Que penser de la façon dont nos bouviers excitent leur attelage : bè..bous…bè. N’est-ce-pas là du grec ? => bè , impératif de baino ; bous au pluriel  - « Marchez bœufs, en avant ».
         Et la vieille qui crie à son âne récalcitrant « I va ? » ne parle-t-elle pas la langue pure de Virgile . Quand nos jeunes gens pénètrent dans l’auberge et commandent singles cafès (un café pour chacun) on reconnaît le singulus latin , qui n’a pas en français d’équivalent. Un autre mot dont l’harmonie imitative précise le sens ; on l’emploie pour définir le mouvement de déchirer une toile de lin : esquissa. On entend le bruit de la toile qui se divise . Esquissa, c’est l’aoriste du verbe grec skitso ; esquissa =j’ai déchiré. Quelle richesse d’expressions : chaque mot  est un prisme qui rend mille nuances différentes. Praube (ironique ) ou pobre devient praubin, praubas, praubot, praibinas, praubet, praubinou, praubinot, praubinin...autant de mots différents qui font que l’on vous plaint, qu’on vous défie, qu’on vous flatte, ou qu’on vous méprise…Là où le Français ne peut atteindre, que le béarnais y aille.. " -Paul de Lagor -

Montaigne, le bordelais,  avait été sensible aussi aux accents de notre langue: "Il y a, bien au-dessous de nous vers les montaignes (sic!) , un gascon que je treuve singulièrement beau, sec, bref, signifiant, ..."

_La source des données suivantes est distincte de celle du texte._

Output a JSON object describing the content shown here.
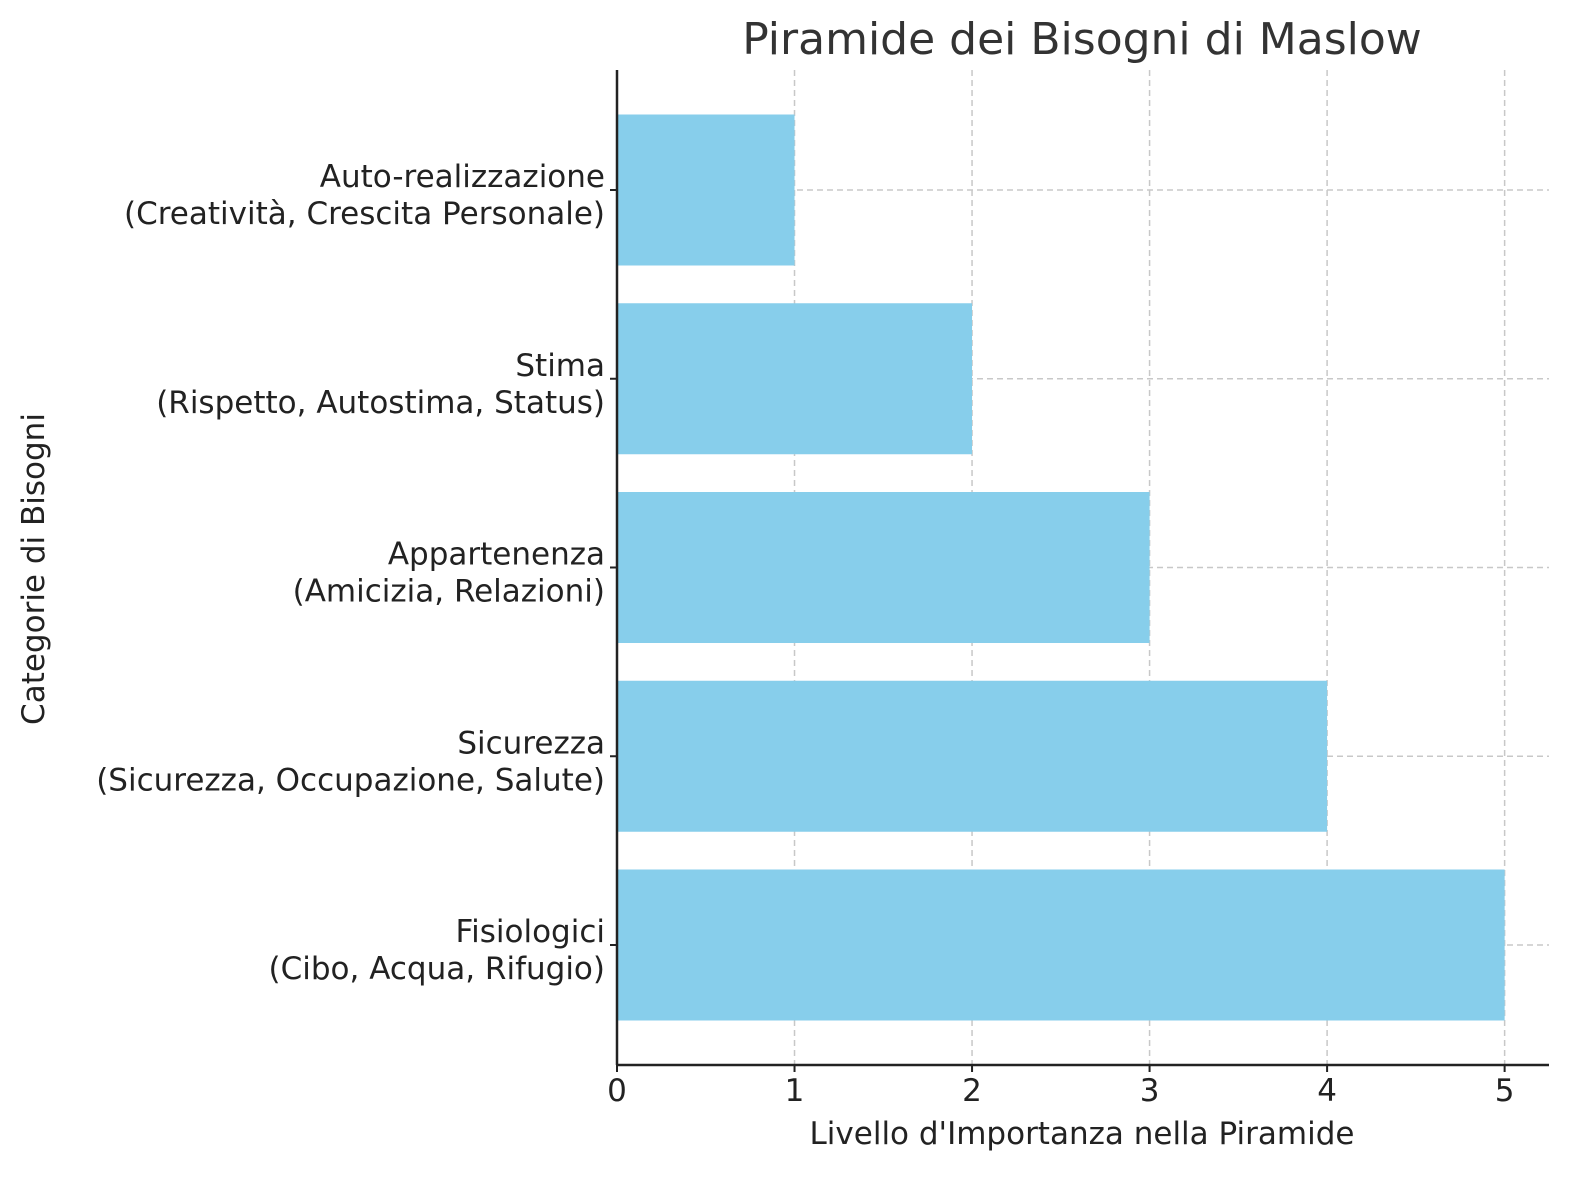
{
  "chart_data": {
    "type": "bar",
    "orientation": "horizontal",
    "title": "Piramide dei Bisogni di Maslow",
    "xlabel": "Livello d'Importanza nella Piramide",
    "ylabel": "Categorie di Bisogni",
    "categories": [
      [
        "Auto-realizzazione",
        "(Creatività, Crescita Personale)"
      ],
      [
        "Stima",
        "(Rispetto, Autostima, Status)"
      ],
      [
        "Appartenenza",
        "(Amicizia, Relazioni)"
      ],
      [
        "Sicurezza",
        "(Sicurezza, Occupazione, Salute)"
      ],
      [
        "Fisiologici",
        "(Cibo, Acqua, Rifugio)"
      ]
    ],
    "values": [
      1,
      2,
      3,
      4,
      5
    ],
    "xlim": [
      0,
      5.25
    ],
    "xticks": [
      0,
      1,
      2,
      3,
      4,
      5
    ],
    "grid": true,
    "bar_color": "#87CEEB"
  }
}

  ...des raisons identitaires
              Bien qu'ayant subi des assauts répétés et les outrages du temps, le béarnais demeure une langue bien vivante, cultivant son particularisme au sein de la grande famille occitane. C'est par notre langue que nous nous singularisons, spécifions,  avant toute chose. C'est notre langue qui représente notre véritable racine principale et qui nous met en liaison avec la richesse extraordinaire que représente l'expérience millénaire dont nous ont fait don nos ancêtres, dans tous les domaines. Cette histoire du peuple béarnais  est mémorisée dans le béarnais et ne demande qu'à être décryptée. Un mot  est porteur de sens et porteur d'histoire; c'est une création humaine.
              Dans ces temps incertains, faits de bouleversements incessants, il y a naturellement un désir de faire le point , de se situer dans une lignée qui a dégagé au fil du temps des techniques de survie particulières, adaptées aux circonstances; une lignée qui a développé des formes de relations spécifiques modelées par la nécessité  (notamment celle de l’entraide, la solidarité, l'union pour faire
face à l'adversité ), le relief ,  le temps...et les aléas historiques. Notre belle langue reflète ce façonnage régulier, ininterrompu, qui s’est déroulé sur plus d’un millénaire et nous révèle , non seulement la façon dont nos ancêtres communiquaient entre eux, mais également leur façon d’être ensemble et leur relation au monde. Toute langue nous interpelle et une langue qui meurt, c'est une partie de nous-même qu'on ne connaîtra jamais, à fortiori s'il s'agit de la langue de ses propres ancêtres.